Ahmed Adnan Saygun, yalnızca ülkemizde değil dünyada da yirminci yüzyılın en büyük bestecilerinden biridir. Bestecinin kültürler arasında köprü olma işlevi taşıyan ve ana yurdunun düşünce dünyasını kavramsal bir çerçeve içinde yorumlayan yapıtlarında iki geleneğin izleri de görülebilir: Doğu’nun ezgiselliği, Batı’nın çoksesliliği.
Saygun’un yapıtlarını ve sanat anlayışını besleyen etkili bir düşünsel arka plan vardır. Son günlerinde kendisini ziyarete gelen Halit Refiğ’e Eflatun’un Apologia’sının finaliyle veda etmesi1 bile tek başına, zengin düşünsel dünyasına kapı aralamamıza yetecek bir örnektir. Söz konusu düşünsel arka planın kodlarının yer aldığı Yunus Emre Oratoryosu ve Kerem’de vurgulanan “insan”, “tanrı”, “sevgi” ve “ilâhî aşk” gibi kavramlar, Gilgameş’in son sahnelerinde de öne çıkmaktadır. Bestecinin bu kavramlara ilgi duymasında, Yunus Emre’ye duyduğu yakınlığın büyük etkisi vardır. Gilgameş’in temel meselesi “ölüm”dür. Ancak ölüm burada bir son değil hakikate ulaşma yolunda bir gereklilik ve başlangıçtır.Bu eserle ilgilenmemde, Saygun’un en büyük eseri olarak gördüğü Gilgameş’in hiç sahnelenmemiş olmasının büyük etkisi olmuştur. Bu kitapta, Gilgameş’e projeksiyon tutarak, metinsel ve müzikal incelemelerle, farklı bir perspektiften yeni bir Saygun resminin ortaya çıkartılması amaçlanmıştır. Ne kadar kapsamlı olursa olsun elbette her çalışma sonunda eksik olacaktır.

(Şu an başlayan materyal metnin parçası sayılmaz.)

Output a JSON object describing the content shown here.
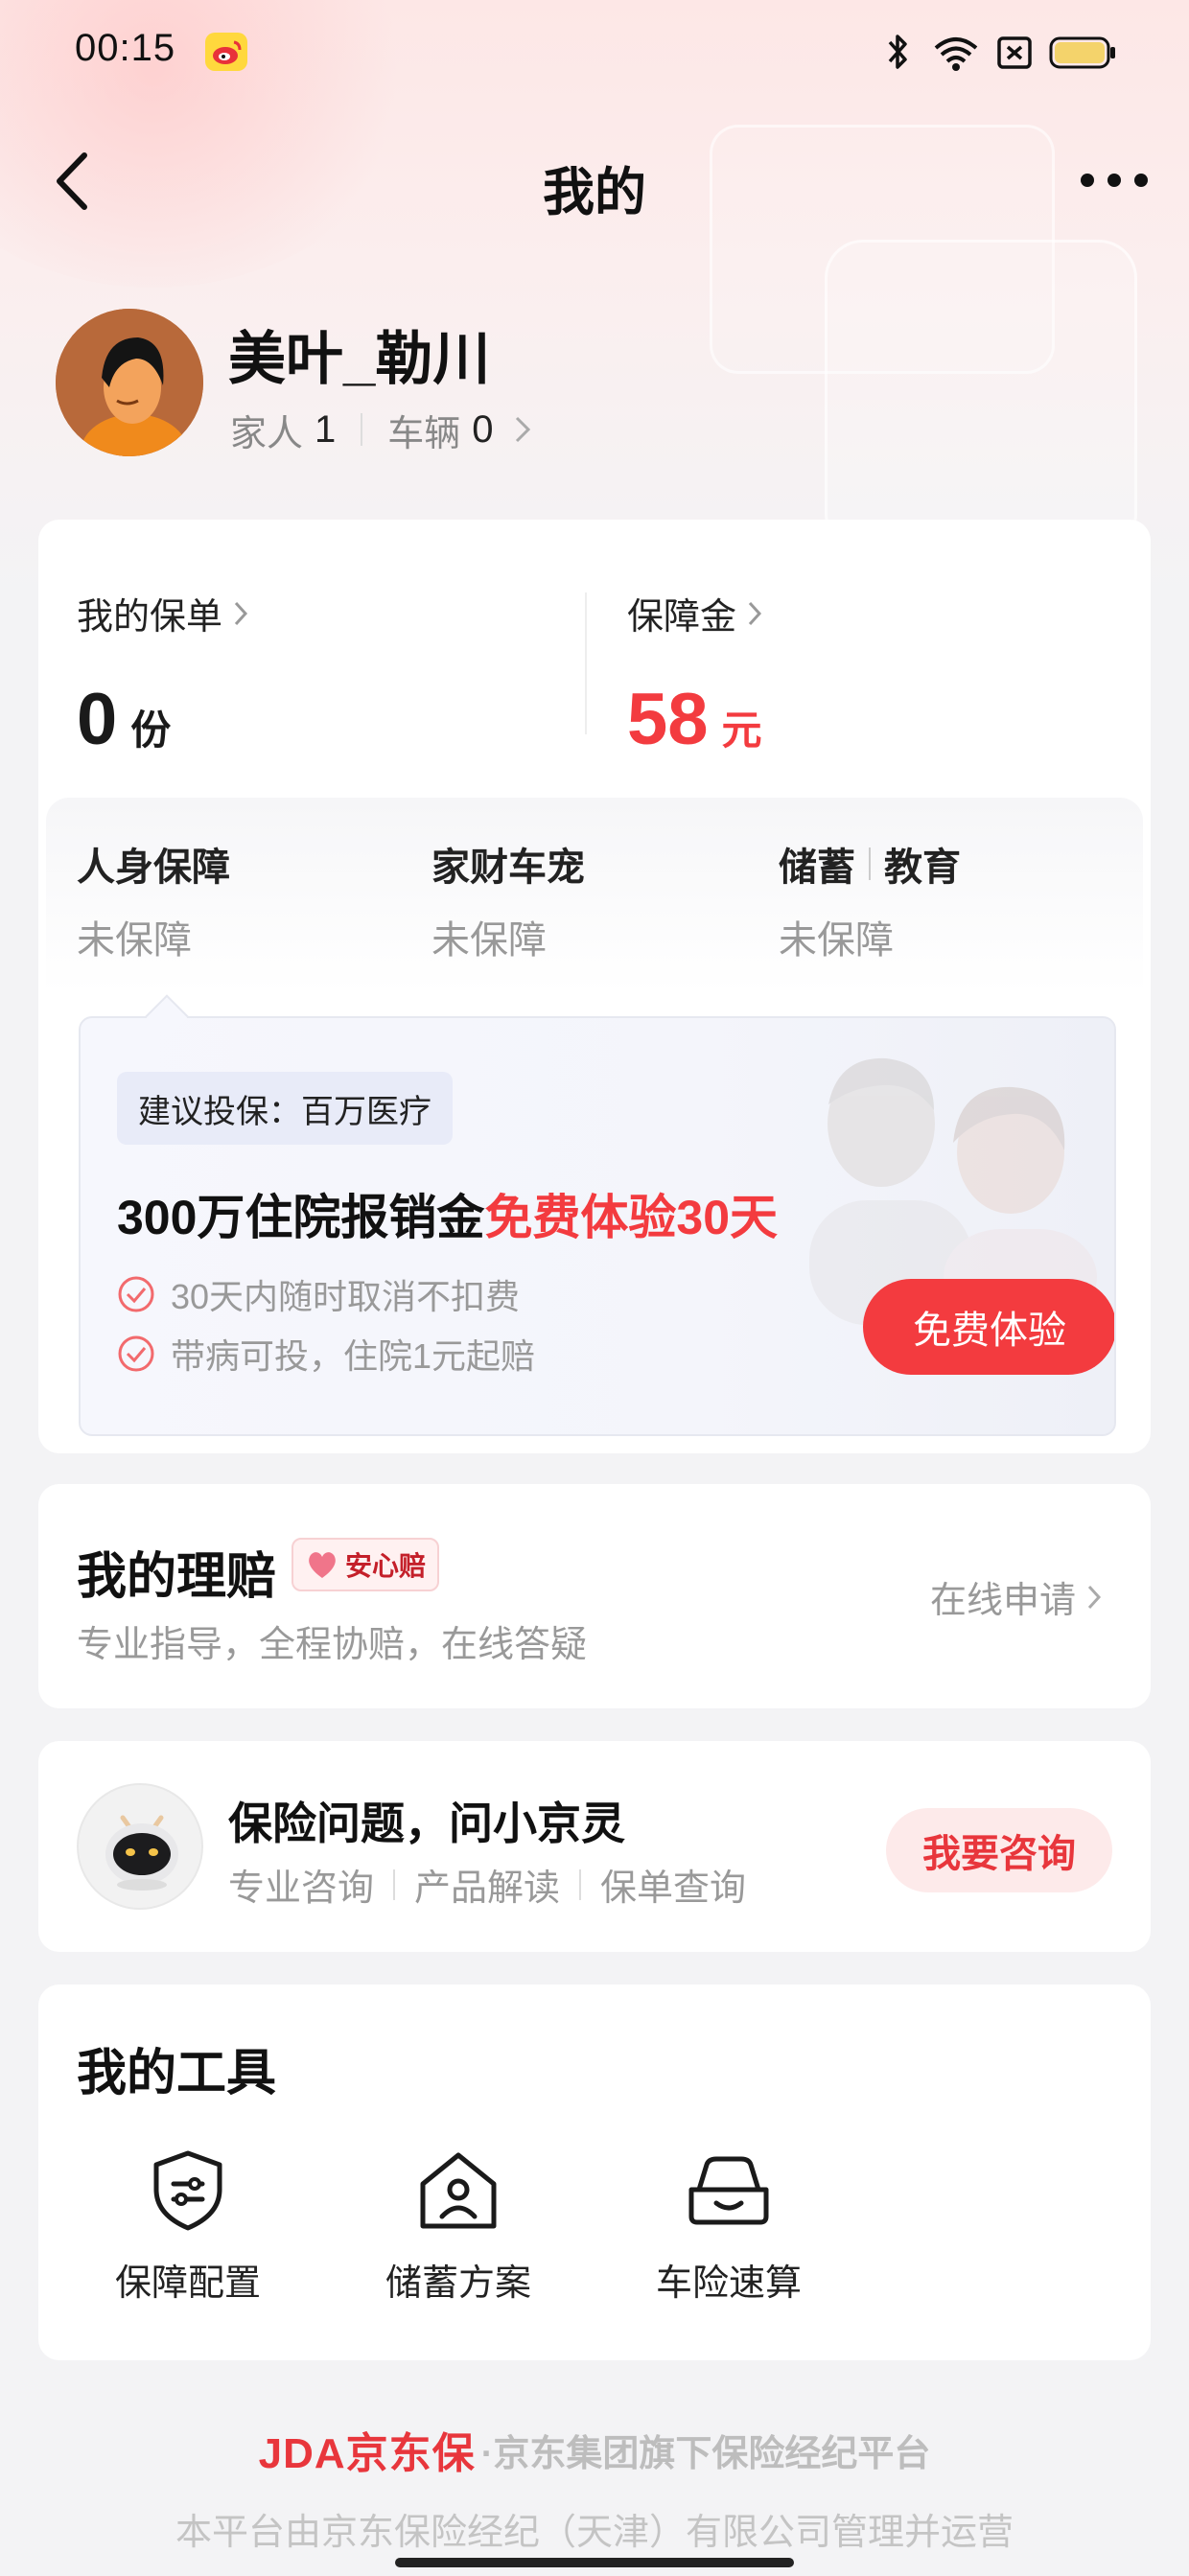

Doktora eğitimim ve tez çalışmam süresince hocam ve danışmanım olarak değerli birikimlerini bana aktaran, sevgi ve desteğini hiç esirgemeyen, yalnızca entellektüelliğiyle değil hayata bakışı ve duruşuyla da örnek aldığım müzikbilimci Sn. Prof. Gülper Refiğ'e; sıcak ilgisi ve yol gösterici yaklaşımı ile desteğini bir an bile benden esirgemeyen, kısıtlı zamanına rağmen bu çalışmanın müzikal analiz kısmında büyük bir emek ve titizlikle yaklaşık bir yıl boyunca neredeyse her hafta bana zaman ayırarak, Saygun’un öğrencisi, besteci ve entellektüel olarak edindiği büyük birikiminden damıtma bilgiler ve yön verici dokunuşlarla yolumu açan, aynı zamanda yazım dili ve ifade konusunda da kendisinden çok şey öğrendiğim Sn. Prof. Dr. Özkan Manav'a; beni destekleyen ve her zaman yanımda olan fedakâr eşim Sermin Yüksel ve aileme sonsuz teşekkürlerimi sunar, kitabımın yeni çalışmalara faydalı olmasını dilerim.